My hindbrain was beginning to stretch and snuff now, so I thought about that woman. What was it about her that put my senses on red alert? She hadn’t done this: most accelerants had very particular scents, difficult to hide, and besides, she had been running towards the house, not away.

Sirens whooped in the distance. The police and firefighters would be all burly and adrenaline-harsh in their uniforms. They wouldn’t want me there, wouldn’t know how to act around me, and tonight I could not be bothered to put them at their ease just so they would call me Lieutenant out loud but wonder silently what I was doing wandering the streets alone at midnight.

The flames were dying quickly, leaving dark images like shrivelling leaves on my retina. I backed into the shadows.

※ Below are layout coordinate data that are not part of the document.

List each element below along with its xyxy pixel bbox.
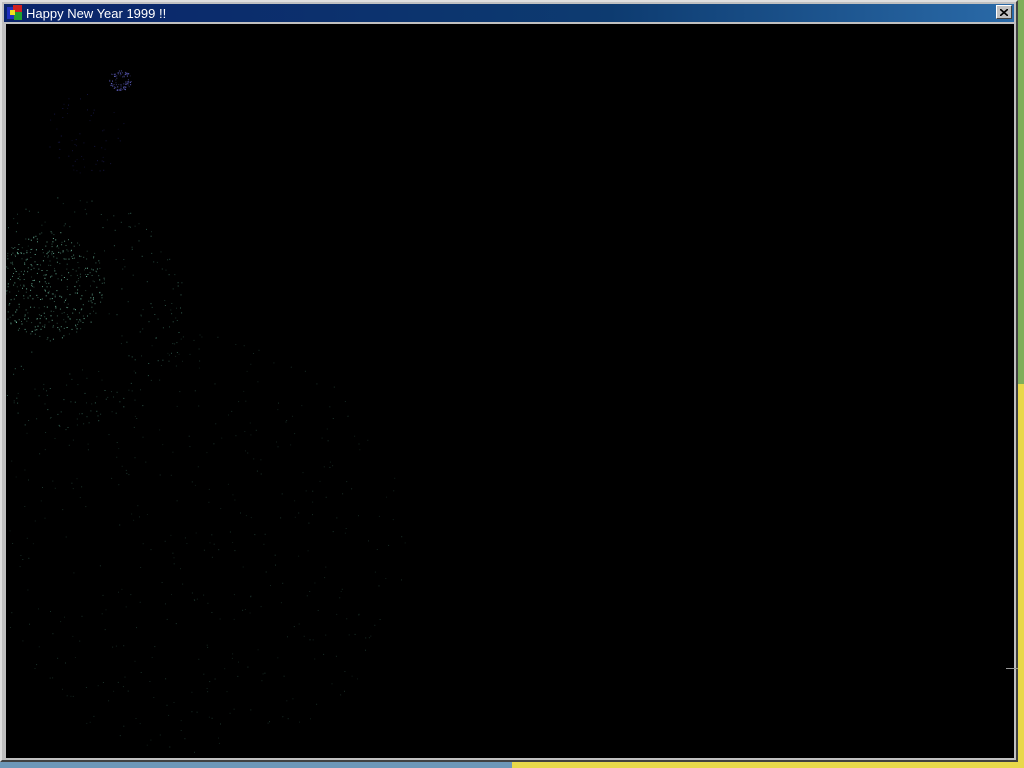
desktop-background-bottom <box>0 762 1024 768</box>
app-icon[interactable] <box>7 5 23 21</box>
firework-teal <box>6 231 105 342</box>
close-icon <box>1000 8 1008 16</box>
fireworks-window: Happy New Year 1999 !! <box>0 0 1018 762</box>
close-button[interactable] <box>996 5 1012 19</box>
desktop-background-right-yellow <box>1018 384 1024 768</box>
fireworks-svg <box>6 70 406 753</box>
fireworks-canvas <box>6 24 1014 758</box>
window-title: Happy New Year 1999 !! <box>26 5 167 21</box>
desktop-background-right <box>1018 0 1024 768</box>
title-bar[interactable]: Happy New Year 1999 !! <box>4 4 1014 22</box>
firework-blue-haze <box>49 94 125 174</box>
desktop-background-bottom-yellow <box>512 762 1024 768</box>
firework-teal-outer <box>6 197 184 433</box>
firework-blue <box>109 70 132 91</box>
cursor-edge-mark <box>1006 668 1018 669</box>
firework-sparkle-trail <box>9 334 406 753</box>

I stripped off my wet clothes and sat cross-legged on the silk rug to rub my hair dry with a towel. Rain beat on the windows. Blood beat in my veins. Turning the corner wide…

It’s a simple thing. If you walk tight around a corner, you can be surprised by anyone who is waiting on the other side. It’s like sitting with your back to the door, like chambering a round and leaving the safety off, wearing a dress that will restrict your legs, or walking with your hands in your pockets: stupid. But so many people do it. Every now and again I go into a school to teach self-defence classes to young women. I ask: How many of you know which way to look before crossing a busy street? And every single hand will go up. So then I ask: Who knows the fire drill? And most of the hands stay up. Even if I ask who knows CPR, or what to do if you smell gas, there are a lot of hands. But if I ask how many know how to walk around a corner properly—or escape a stranglehold, or find out if the man behind you really is following you—they lower their hands in confusion. Yet these are all sensible precautions. It’s just that women are taught to not think about the danger they are often in, or how to prevent it. We’re taught to feel fear, but not what to do about it.